This article introduces an idea called collective meta-attention, which treats the group’s awareness as an information signal that individuals can attend to. That signal promises a lean cognitive strategy: rather than tracking each person’s inner state, people monitor how attention is distributed across a group. If this works, it could explain why crowds converge on the same judgment, why teams form shared emotions, and why movements gain traction without perfect communication.

If you care about learning environments, inclusive decision-making, or how technology shapes public opinion, the proposal points to practical ways to design for shared understanding. Follow the full article to see how collective meta-attention might reshape tools and spaces that help people form reliable, inclusive shared minds.
Abstract
I argue that the emerging field of collective cognition lacks consensus as to how a psychological state can be shared.
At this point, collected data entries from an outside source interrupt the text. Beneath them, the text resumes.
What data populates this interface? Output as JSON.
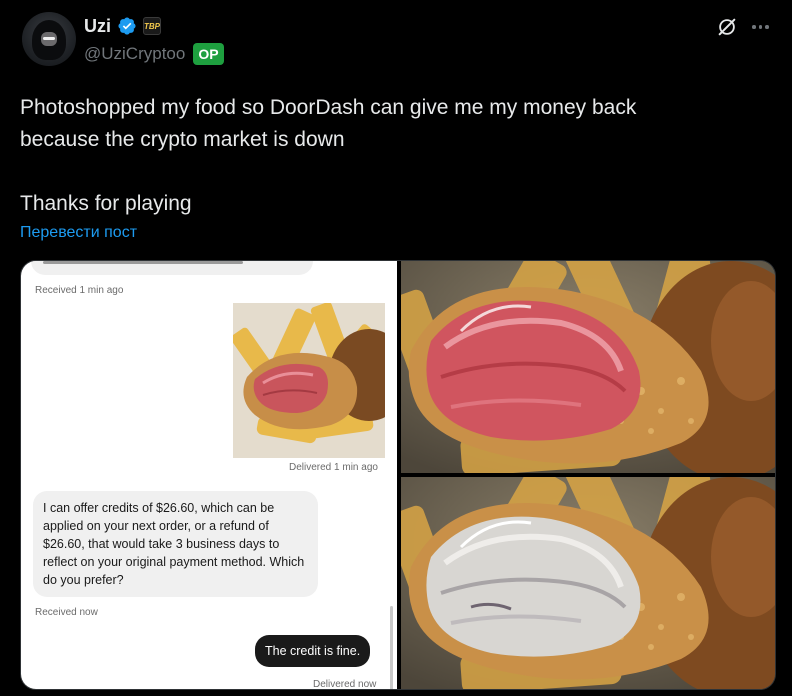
{
  "author": {
    "display_name": "Uzi",
    "handle": "@UziCryptoo",
    "op_badge": "OP",
    "affiliate_badge": "TBP"
  },
  "icons": {
    "verified": "verified-badge-icon",
    "grok": "grok-icon",
    "more": "more-icon"
  },
  "tweet": {
    "line1": "Photoshopped my food so DoorDash can give me my money back",
    "line2": "because the crypto market is down",
    "line3": "Thanks for playing",
    "translate_label": "Перевести пост"
  },
  "screenshot_chat": {
    "received_1": "Received 1 min ago",
    "delivered_1": "Delivered 1 min ago",
    "agent_message": "I can offer credits of $26.60, which can be applied on your next order, or a refund of $26.60, that would take 3 business days to reflect on your original payment method. Which do you prefer?",
    "received_2": "Received now",
    "user_message": "The credit is fine.",
    "delivered_2": "Delivered now"
  },
  "colors": {
    "background": "#000000",
    "text": "#e7e9ea",
    "secondary": "#71767b",
    "link": "#1d9bf0",
    "verified": "#1d9bf0",
    "op_badge": "#1e9f3f"
  }
}
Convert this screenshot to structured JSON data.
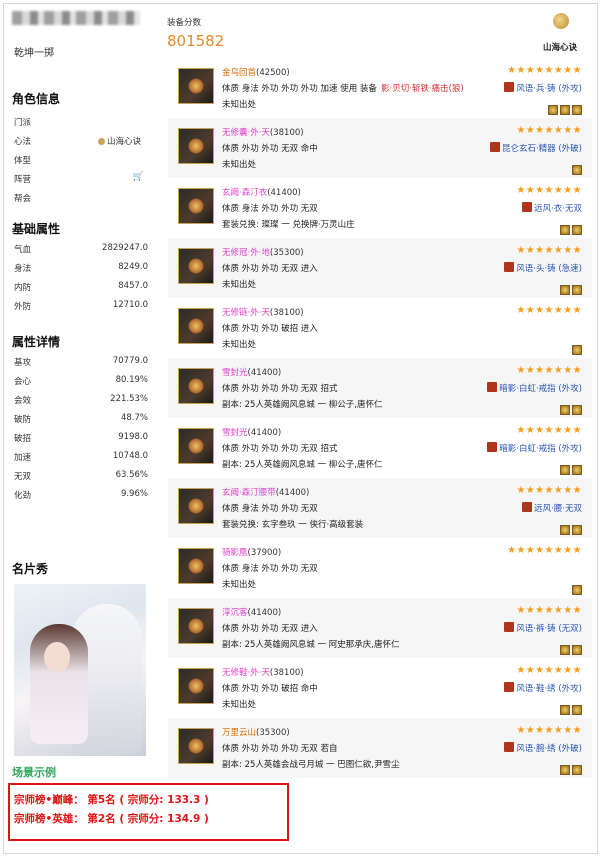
{
  "profile": {
    "name_blurred": "",
    "sub_name": "乾坤一掷"
  },
  "role_info": {
    "title": "角色信息",
    "rows": [
      {
        "label": "门派",
        "value": ""
      },
      {
        "label": "心法",
        "value": "山海心诀"
      },
      {
        "label": "体型",
        "value": ""
      },
      {
        "label": "阵营",
        "value": ""
      },
      {
        "label": "帮会",
        "value": ""
      }
    ]
  },
  "basic_attr": {
    "title": "基础属性",
    "rows": [
      {
        "label": "气血",
        "value": "2829247.0"
      },
      {
        "label": "身法",
        "value": "8249.0"
      },
      {
        "label": "内防",
        "value": "8457.0"
      },
      {
        "label": "外防",
        "value": "12710.0"
      }
    ]
  },
  "attr_detail": {
    "title": "属性详情",
    "rows": [
      {
        "label": "基攻",
        "value": "70779.0"
      },
      {
        "label": "会心",
        "value": "80.19%"
      },
      {
        "label": "会效",
        "value": "221.53%"
      },
      {
        "label": "破防",
        "value": "48.7%"
      },
      {
        "label": "破招",
        "value": "9198.0"
      },
      {
        "label": "加速",
        "value": "10748.0"
      },
      {
        "label": "无双",
        "value": "63.56%"
      },
      {
        "label": "化劲",
        "value": "9.96%"
      }
    ]
  },
  "card": {
    "title": "名片秀",
    "caption": "场景示例"
  },
  "ranks": [
    "宗师榜•巅峰：   第5名 ( 宗师分: 133.3 )",
    "宗师榜•英雄：   第2名 ( 宗师分: 134.9 )"
  ],
  "header": {
    "score_label": "装备分数",
    "score_value": "801582",
    "xinjue": "山海心诀"
  },
  "equips": [
    {
      "name": "金乌回首",
      "score": "(42500)",
      "pink": false,
      "attrs": "体质 身法 外功 外功 外功 加速   使用 装备",
      "gem_inline": "影·贝切·斩铁·痛击(狼)",
      "gem": "风语·兵·铸 (外攻)",
      "source": "未知出处",
      "stars": 8,
      "slots": 3
    },
    {
      "name": "无修囊·外·天",
      "score": "(38100)",
      "pink": true,
      "attrs": "体质 外功 外功 无双 命中",
      "gem": "昆仑玄石·精器 (外破)",
      "source": "未知出处",
      "stars": 7,
      "slots": 1
    },
    {
      "name": "玄阙·森汀衣",
      "score": "(41400)",
      "pink": true,
      "attrs": "体质 身法 外功 外功 无双",
      "gem": "远风·衣·无双",
      "source": "套装兑换: 璨璨 一 兑换牌·万灵山庄",
      "stars": 7,
      "slots": 2
    },
    {
      "name": "无修冠·外·地",
      "score": "(35300)",
      "pink": true,
      "attrs": "体质 外功 外功 无双 进入",
      "gem": "风语·头·铸 (急速)",
      "source": "未知出处",
      "stars": 7,
      "slots": 2
    },
    {
      "name": "无修链·外·天",
      "score": "(38100)",
      "pink": true,
      "attrs": "体质 外功 外功 破招 进入",
      "gem": "",
      "source": "未知出处",
      "stars": 7,
      "slots": 1
    },
    {
      "name": "雪封光",
      "score": "(41400)",
      "pink": true,
      "attrs": "体质 外功 外功 外功 无双 招式",
      "gem": "暗影·白虹·戒指 (外攻)",
      "source": "副本: 25人英雄阙风息城 一 柳公子,唐怀仁",
      "stars": 7,
      "slots": 2
    },
    {
      "name": "雪封光",
      "score": "(41400)",
      "pink": true,
      "attrs": "体质 外功 外功 外功 无双 招式",
      "gem": "暗影·白虹·戒指 (外攻)",
      "source": "副本: 25人英雄阙风息城 一 柳公子,唐怀仁",
      "stars": 7,
      "slots": 2
    },
    {
      "name": "玄阙·森汀腰带",
      "score": "(41400)",
      "pink": true,
      "attrs": "体质 身法 外功 外功 无双",
      "gem": "远风·腰·无双",
      "source": "套装兑换: 玄字叁玖 一 侠行·高级套装",
      "stars": 7,
      "slots": 2
    },
    {
      "name": "骑影凰",
      "score": "(37900)",
      "pink": true,
      "attrs": "体质 身法 外功 外功 无双",
      "gem": "",
      "source": "未知出处",
      "stars": 8,
      "slots": 1
    },
    {
      "name": "淳沉客",
      "score": "(41400)",
      "pink": true,
      "attrs": "体质 外功 外功 无双 进入",
      "gem": "风语·裤·铸 (无双)",
      "source": "副本: 25人英雄阙风息城 一 阿史那承庆,唐怀仁",
      "stars": 7,
      "slots": 2
    },
    {
      "name": "无修鞋·外·天",
      "score": "(38100)",
      "pink": true,
      "attrs": "体质 外功 外功 破招 命中",
      "gem": "风语·鞋·绣 (外攻)",
      "source": "未知出处",
      "stars": 7,
      "slots": 2
    },
    {
      "name": "万里云山",
      "score": "(35300)",
      "pink": false,
      "attrs": "体质 外功 外功 外功 无双 若自",
      "gem": "风语·腕·绣 (外破)",
      "source": "副本: 25人英雄会战弓月城 一 巴图仁欲,尹雪尘",
      "stars": 7,
      "slots": 2
    }
  ],
  "colors": {
    "accent": "#e38b28",
    "pink": "#e040c8",
    "red": "#e01414",
    "green": "#2fa65a",
    "gem_blue": "#2a55b8"
  }
}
Whereas much is known about the basic sensorimotor and cognitive mechanisms of social alignment, representations of “sharedness” at the meta-cognitive level remain unclear. One reason for this lack of clarity is the genuine difficulties involved in attending to the attention of multiple individual minds. As an alternative, I argue that individuals can use collective meta-attention, or attention to the attention of collective minds, as a cognitively frugal and epistemically robust way to track the presence of a shared experience. I also discuss the implications of the proposal for other shared mental states such as shared emotions, attitudes, beliefs, and goals.